Ein steuerfreier Verkauf kann trotzdem höhere Netto-Kaufkosten als Mieten haben; ein früher steuerpflichtiger Verkauf kann das Ergebnis zusätzlich verschlechtern. Der Rechner berechnet keine Steuer. Erfassen Sie einen bestätigten Betrag im Ausstiegsszenario.

Kaufnebenkosten und WEG-Risiken mit Unterlagen belegen

Grunderwerbsteuer, Notar, Grundbuch, Makler und Finanzierungsentgelte gehören zum Anfangskapital. Bei Wohnungseigentum kommen nicht umlagefähiges Hausgeld, Erhaltungsrücklage und Sonderumlagen hinzu. Wirtschaftsplan, Jahresabrechnung, Beschlusssammlung und Sanierungsplan sind wertvoller als eine pauschale Prozentzahl.

Die Deutsche Bundesbank veröffentlicht Effektivzinssätze nach Zinsbindungsfristen als Marktstatistik. Für die Entscheidung zählt trotzdem das persönliche Angebot: Marktwerte sind weder garantierter Sollzins noch Prognose für die Anschlussfinanzierung.

Ein später Schnittpunkt braucht ein realistisches Lebensszenario

Im Basisfall erscheint der erste Break-even erst im Jahr 19 und hat nur 1 737 € Abstand.
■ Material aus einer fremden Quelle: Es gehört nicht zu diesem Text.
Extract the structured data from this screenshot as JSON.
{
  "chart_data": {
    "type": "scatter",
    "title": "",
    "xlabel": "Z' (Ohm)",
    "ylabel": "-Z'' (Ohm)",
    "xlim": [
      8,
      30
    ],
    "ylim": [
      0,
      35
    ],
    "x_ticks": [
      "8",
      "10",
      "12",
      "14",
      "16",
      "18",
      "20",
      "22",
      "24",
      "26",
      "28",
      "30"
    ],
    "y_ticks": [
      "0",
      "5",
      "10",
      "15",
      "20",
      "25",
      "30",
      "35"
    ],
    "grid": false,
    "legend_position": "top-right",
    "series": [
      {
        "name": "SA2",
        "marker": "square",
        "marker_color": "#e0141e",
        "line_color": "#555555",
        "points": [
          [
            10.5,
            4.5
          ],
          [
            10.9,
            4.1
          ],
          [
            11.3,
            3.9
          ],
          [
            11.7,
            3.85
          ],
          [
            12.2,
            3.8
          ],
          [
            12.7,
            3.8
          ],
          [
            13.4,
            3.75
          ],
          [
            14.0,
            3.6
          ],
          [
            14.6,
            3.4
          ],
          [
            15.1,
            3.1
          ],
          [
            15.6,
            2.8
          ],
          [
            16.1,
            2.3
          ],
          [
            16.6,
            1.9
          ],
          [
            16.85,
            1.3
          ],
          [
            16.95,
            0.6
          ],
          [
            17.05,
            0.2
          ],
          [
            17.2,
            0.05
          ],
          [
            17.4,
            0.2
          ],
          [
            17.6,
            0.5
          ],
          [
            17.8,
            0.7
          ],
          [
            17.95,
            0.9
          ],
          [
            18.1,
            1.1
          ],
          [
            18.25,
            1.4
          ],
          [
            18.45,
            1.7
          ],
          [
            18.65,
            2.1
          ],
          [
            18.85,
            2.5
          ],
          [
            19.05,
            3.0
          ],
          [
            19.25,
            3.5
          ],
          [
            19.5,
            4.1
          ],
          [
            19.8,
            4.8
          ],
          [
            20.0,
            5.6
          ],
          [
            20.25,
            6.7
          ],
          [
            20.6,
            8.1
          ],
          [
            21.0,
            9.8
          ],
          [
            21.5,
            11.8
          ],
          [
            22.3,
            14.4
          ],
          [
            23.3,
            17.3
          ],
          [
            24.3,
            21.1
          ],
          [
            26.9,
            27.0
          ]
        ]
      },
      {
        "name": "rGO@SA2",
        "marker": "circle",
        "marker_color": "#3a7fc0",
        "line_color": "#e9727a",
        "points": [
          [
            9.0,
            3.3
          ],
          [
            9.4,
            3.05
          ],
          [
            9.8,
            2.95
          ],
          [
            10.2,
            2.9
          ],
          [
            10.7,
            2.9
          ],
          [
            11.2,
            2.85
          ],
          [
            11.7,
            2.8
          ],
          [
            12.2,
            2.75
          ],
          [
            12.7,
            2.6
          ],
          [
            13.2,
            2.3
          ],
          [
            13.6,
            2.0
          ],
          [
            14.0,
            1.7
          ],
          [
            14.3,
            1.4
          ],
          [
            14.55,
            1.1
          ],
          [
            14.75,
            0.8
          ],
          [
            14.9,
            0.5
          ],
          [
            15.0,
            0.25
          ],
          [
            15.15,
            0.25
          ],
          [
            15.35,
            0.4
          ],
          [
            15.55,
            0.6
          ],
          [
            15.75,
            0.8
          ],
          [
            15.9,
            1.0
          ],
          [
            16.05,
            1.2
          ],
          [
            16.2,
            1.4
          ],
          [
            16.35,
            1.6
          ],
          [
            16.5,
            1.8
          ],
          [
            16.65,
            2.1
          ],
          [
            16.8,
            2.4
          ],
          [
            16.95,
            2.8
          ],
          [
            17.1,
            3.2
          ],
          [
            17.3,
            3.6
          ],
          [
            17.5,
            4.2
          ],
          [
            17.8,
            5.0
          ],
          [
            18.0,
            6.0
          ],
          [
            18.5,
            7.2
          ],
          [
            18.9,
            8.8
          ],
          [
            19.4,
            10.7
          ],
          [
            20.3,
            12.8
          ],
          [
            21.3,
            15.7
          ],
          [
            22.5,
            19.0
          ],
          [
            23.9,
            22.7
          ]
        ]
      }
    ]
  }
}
Bei stabilem Immobilienwert gibt es innerhalb von 30 Jahren keinen Schnittpunkt; bei 2,75% Sollzins liegt er im Jahr 15, bei 7% Verkaufskosten im Jahr 21.

Wer beruflich oder familiär wahrscheinlich früher umzieht, sollte den späteren Schnittpunkt nicht als Kaufargument verwenden. Planungssicherheit, Gestaltungsfreiheit und Schutz vor Mietsteigerungen können Nutzen stiften, während Liquidität, Reparaturrisiko und geringere Mobilität dagegenstehen. Diese Werte bleiben neben der Finanzrechnung sichtbar.

Allgemeines Bildungsmodell, keine persönliche Finanzierungs-, Steuer-, Rechts- oder Immobilienberatung. Prüfen Sie Darlehen, Vertrag, Steuer, WEG-Unterlagen, Rücklagen und Verkaufskosten mit qualifizierten Stellen. Eingaben bleiben im Browser.

Häufige Fragen

Ist Kaufen nach zehn Jahren immer günstiger als Mieten?
Nein. Zehn Jahre sind keine finanzielle Garantie. Zins, Kaufnebenkosten, Vorfälligkeitsentschädigung, Hausgeld, Sanierung, Vergleichsmiete, Wertentwicklung und Eigenkapitalrendite können den Punkt verschieben oder verhindern.
Warum wird beim Verkauf die Restschuld abgezogen?
Das offene Darlehen wird aus dem Erlös zurückgezahlt. Bereits getilgtes Kapital ist nicht verloren; es zeigt sich in einer niedrigeren Restschuld und damit höherem Nettoerlös.
Bedeutet die Zehnjahresfrist automatisch Steuerfreiheit?
Nein. § 23 EStG enthält eine Zehnjahresregel für bestimmte private Grundstücksgeschäfte und Ausnahmen für Eigennutzung. Anschaffungsdatum, Nutzung und Einzelfall müssen steuerlich geprüft werden.
Was bedeutet kein Break-even innerhalb von 30 Jahren?
Nur, dass die eingegebenen Annahmen innerhalb dieses Horizonts keinen niedrigeren Kaufkostenwert erzeugen. Ändern Sie die Prognose nicht nur, um einen Schnittpunkt zu erzwingen.
Ist das Break-even-Jahr eine Kaufempfehlung?
Nein. Leistbare Rate, Zinsbindung, Anschlussfinanzierung, Rücklagen, Mobilität und Objektzustand müssen unabhängig geprüft werden.